I have a strong belief in the value of brief therapy in small groups, and in many cases see it as preferable to one to one work. The therapist is no longer half of the world, but an eighth or tenth of it. The troubles of one patient are put in the context of those of other people, so vicarious as well as direct work is always going on. Idiosyncrasies in getting on with people will more likely show in the group. Solidarity, group feeling, will probably evolve and contribute to people's progress. What is more, it is much cheaper to see ten or twelve people for ten two-hour group sessions than for six sessions each.

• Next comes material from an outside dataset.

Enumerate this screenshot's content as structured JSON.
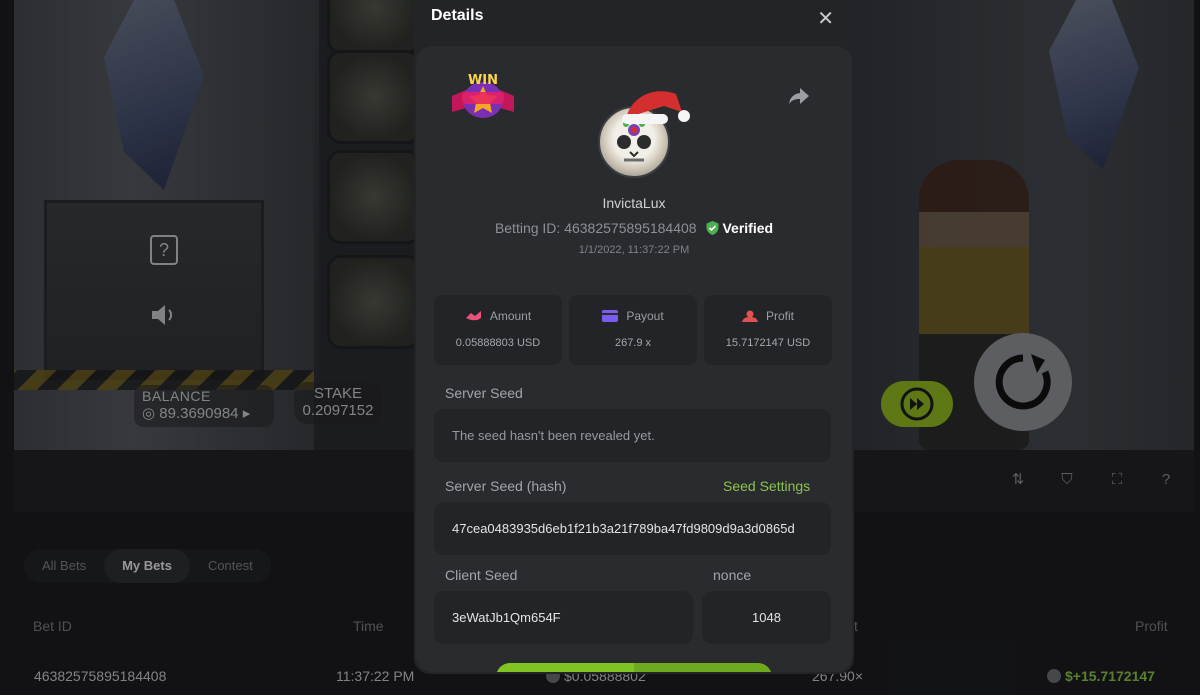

The ground-rules in such a Gestalt group usually include an encouragement to listen rather than interrupt, to express oneself through I-statements rather than judgements of others, to report emotionality before opinion, and to take responsibility for oneself in terms of level of participation. Personal goal-setting and self and peer monitoring are maintained through a round at the beginning of each session, from which the focus of the rest of the session is likely to emerge. Experiments may involve the whole group or one or two people. Physical contact, with its indisputable therapeutic benefits for some people, is a less fraught experiment in a group than one to one. All these statements are meant to encourage the audience to set up brief group therapy if they have not already done so!
Ending and Beyond
The final phase of the work has to mark closure, and raise awareness of the patient's way of dealing with closure. Is it an end or a stop? It will also contain a summation of what has happened as viewed by both people. From this comes a picture of what might, can or needs to happen next. The therapist aims to leave the patient with heightened awareness, with the benefit of having been recognised and attended to by an interested and unjudgmental other, with a sense of increased skill or an understanding of a limitation. All this and more is summed up in the Gestalt concept of response-ability, ability to respond to the environment appropriately.
Care is taken to let the patient work out changes he wants to consolidate or bring about, in the light of the Brief Therapy. This may range from planning social support for maintaining new behaviours or avoiding other behaviours, to making some environmental shift. At the other end of a wide spectrum, the episode may have developed into what serves as an assessment for longer-term therapy, in the light of what has become clear in this episode. Such an outcome has the ethical requirement that such help can be offered, if the revolving door phenomenon [Burton 1998: 95] is to be avoided. The Gestalt Brief Therapist is recommended to create and maintain a wide network of referral. In some areas this is far more easily said than done.
I have ended with comment about the economy and politics in which the topic of this conference is embedded. It is perhaps part of our task today to raise Governmental awareness that Mental Health is Health, and that mental distress cannot always be dealt with adequately by ultra-brief therapy or none at all.